Matriz Elétrica Brasileira: Você a conhece?

Matriz Elétrica Brasileira: Você a conhece?

Existem alguns pontos importantes sobre o modelo de desenvolvimento do setor elétrico brasileiro que valem a pena ser levantados e discutidos. Muitos deles positivos, em termos de geração de energia renovável e menos poluidora. Existe uma participação atual de 7,7% das energias eólica e solar, mostrando que, mesmo sendo iniciativas recentes, elas têm o poderio de participar cada vez mais substancialmente. Já são 470 parques eólicos e 60 parques solares espalhados pelo país, segundo o site da ANEEL em 11 de Outubro de 2017. O Nordeste desbanca como a região onde a sua geração é a mais limpa dentre as demais.


Em contrapartida, encontram-se outros pontos nos quais a matriz energética brasileira ainda não se adequou, muito possivelmente porque os assuntos não são do gosto das empresas ou órgãos governamentais, pois vai de encontro com os impactos negativos de seus empreendimentos e volumosos subsídios que ainda incidem sobre eles.

Estação de Energia Elétrica – Um dos destinos da Matriz Energética


A dependência de cerca 26,7% de usinas termelétricas tem claramente trazido danos quando se trata de poluição ambiental. Muito embora existam iniciativas que busquem trabalhar com insumos renováveis, como a cana de açúcar, a produção, em 2010, de toneladas de CO2 por termelétricas de gás natural foi de 13.129.981 de toneladas. Isso significa que, além da própria queima, a extração do insumo compromete ambientalmente o bioma. Registrou-se, nos últimos anos, uma descompensação climática em função das queimas, reduzindo a umidade em regiões onde a queima é deliberada ou até mesmo ilegal.

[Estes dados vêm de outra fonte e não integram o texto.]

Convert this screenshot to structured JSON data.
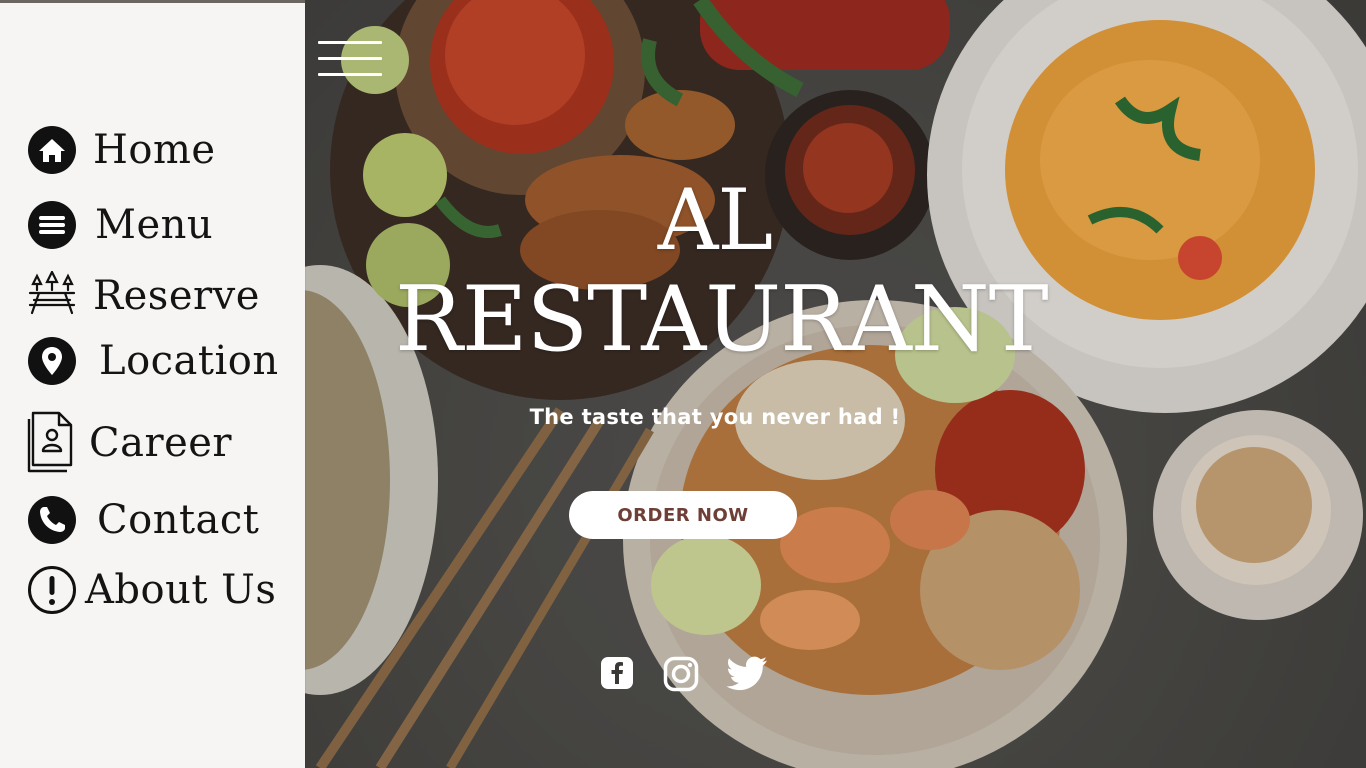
{
  "nav": {
    "items": [
      {
        "label": "Home",
        "icon": "home-icon"
      },
      {
        "label": "Menu",
        "icon": "menu-circle-icon"
      },
      {
        "label": "Reserve",
        "icon": "picnic-table-icon"
      },
      {
        "label": "Location",
        "icon": "location-pin-icon"
      },
      {
        "label": "Career",
        "icon": "resume-document-icon"
      },
      {
        "label": "Contact",
        "icon": "phone-icon"
      },
      {
        "label": "About Us",
        "icon": "exclamation-circle-icon"
      }
    ]
  },
  "hero": {
    "title_line1": "AL",
    "title_line2": "RESTAURANT",
    "tagline": "The taste that you never had !",
    "order_button": "ORDER NOW"
  },
  "social": [
    "facebook-icon",
    "instagram-icon",
    "twitter-icon"
  ],
  "colors": {
    "sidebar_bg": "#f7f5f3",
    "button_text": "#6e3f36",
    "text_light": "#ffffff",
    "nav_text": "#141414"
  }
}
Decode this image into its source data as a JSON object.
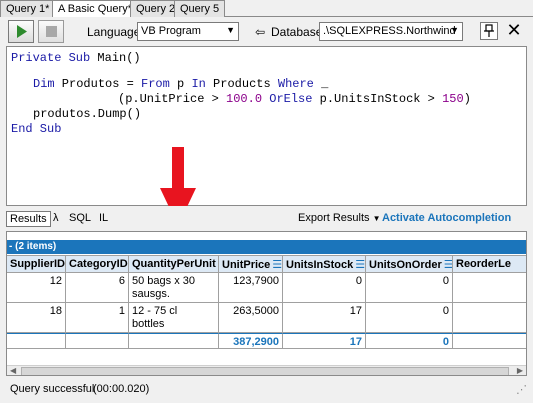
{
  "tabs": [
    "Query 1*",
    "A Basic Query*",
    "Query 2",
    "Query 5"
  ],
  "toolbar": {
    "language_label": "Language",
    "language_value": "VB Program",
    "database_label": "Database",
    "database_value": ".\\SQLEXPRESS.Northwind"
  },
  "code": {
    "l1_kw": "Private Sub",
    "l1_rest": " Main()",
    "l2_kw1": "Dim",
    "l2_mid": " Produtos = ",
    "l2_kw2": "From",
    "l2_mid2": " p ",
    "l2_kw3": "In",
    "l2_mid3": " Products ",
    "l2_kw4": "Where",
    "l2_end": " _",
    "l3_a": "(p.UnitPrice > ",
    "l3_num1": "100.0",
    "l3_kw": " OrElse ",
    "l3_b": "p.UnitsInStock > ",
    "l3_num2": "150",
    "l3_c": ")",
    "l4": "produtos.Dump()",
    "l5_kw": "End Sub"
  },
  "results_bar": {
    "results": "Results",
    "lambda": "λ",
    "sql": "SQL",
    "il": "IL",
    "export": "Export Results",
    "autocompletion": "Activate Autocompletion"
  },
  "grid": {
    "caption": "- (2 items)",
    "columns": [
      "SupplierID",
      "CategoryID",
      "QuantityPerUnit",
      "UnitPrice",
      "UnitsInStock",
      "UnitsOnOrder",
      "ReorderLe"
    ],
    "rows": [
      [
        "12",
        "6",
        "50 bags x 30",
        "123,7900",
        "0",
        "0",
        ""
      ],
      [
        "",
        "",
        "sausgs.",
        "",
        "",
        "",
        ""
      ],
      [
        "18",
        "1",
        "12 - 75 cl",
        "263,5000",
        "17",
        "0",
        ""
      ],
      [
        "",
        "",
        "bottles",
        "",
        "",
        "",
        ""
      ]
    ],
    "totals": [
      "",
      "",
      "",
      "387,2900",
      "17",
      "0",
      ""
    ]
  },
  "status": {
    "message": "Query successful",
    "time": "(00:00.020)"
  },
  "colors": {
    "accent": "#1b75bb",
    "arrow": "#e8141f",
    "keyword": "#1a1aa6",
    "number": "#8b008b"
  }
}
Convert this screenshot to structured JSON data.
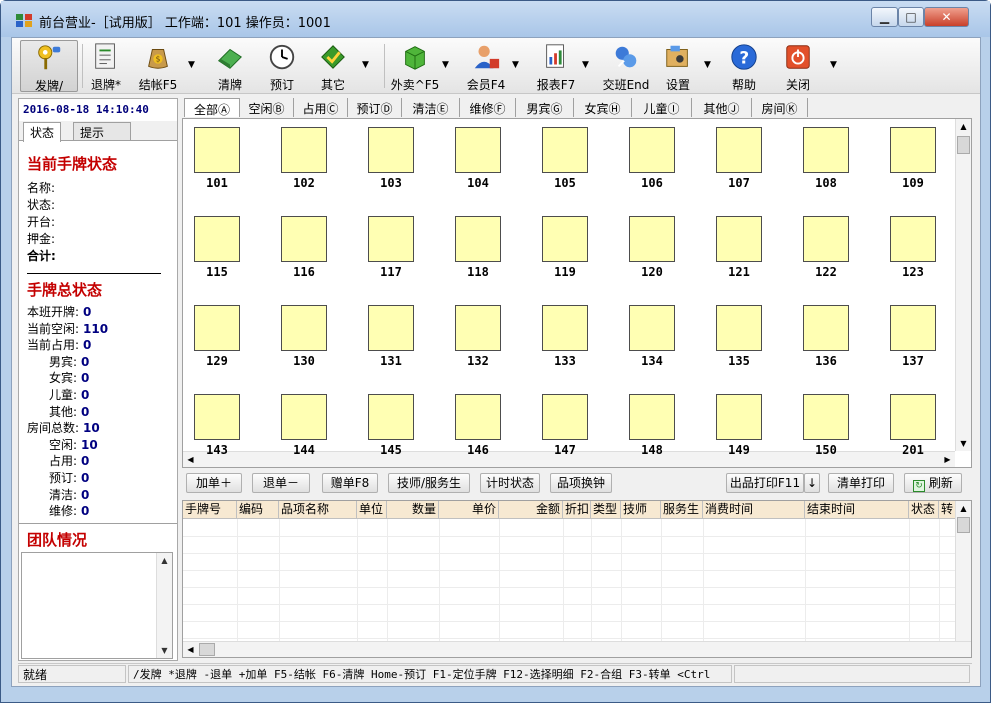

Outro ponto importante de discussão advém das usinas hidrelétricas. Desde meados de 1960, as usinas hidrelétricas começaram ter protagonismo dentro da matriz energética brasileira, e hoje, considerando as pequenas centrais, elas correspondem a cerca de 64% dessa matriz. Porém, por mais que elas tenham um apelo renovável, as hidrelétricas contribuíram com 36.448.295 toneladas de CO2 em 2010, significando que sua construção e operação geram danos ao equilíbrio da biota onde o projeto foi instalado. Já as energias consideradas limpas, emitiram cerca de 23.337 toneladas de CO2. Número impactante, claro, mas significantemente menor que os demais.


Além disso, uma das principais causas da migração forçada no Brasil são as barragens. O Instituto Igarapé analisou os custos socioeconômicos de cerca de 80 barragens construídas no Brasil desde os anos 2000. Após avaliar os dados, o Instituto estima que entre 150 e 240 mil brasileiros foram forçados a deixar suas casas em função da instalação dessas barragens.Esse impacto social ainda não teve suas consequências medidas, mas certamente elas já vem sendo sentidas há anos.


Enfim, o objetivo desse texto é demonstrar que a matriz energética brasileira, por mais que tenha um teor de renovabilidade considerável frente a outros países e ganho fama internacionalmente, precisa muito ser rediscutida quando o assunto é poluição, alteração do clima, emissão de CO2 e impactos sociais não discutidos pelo público em geral. O essencial é continuar discutindo, buscando, inovando. A energia é um setor cada vez mais crucial e constante. Portanto, tratar de energia solar é tratar do nosso cotidiano e dos nossos alcances, pois atualmente representa a grande oportunidade para que o Brasil possua energia suficiente para retomar seu crescimento econômico. E é preciso fazê-lo todos os dias.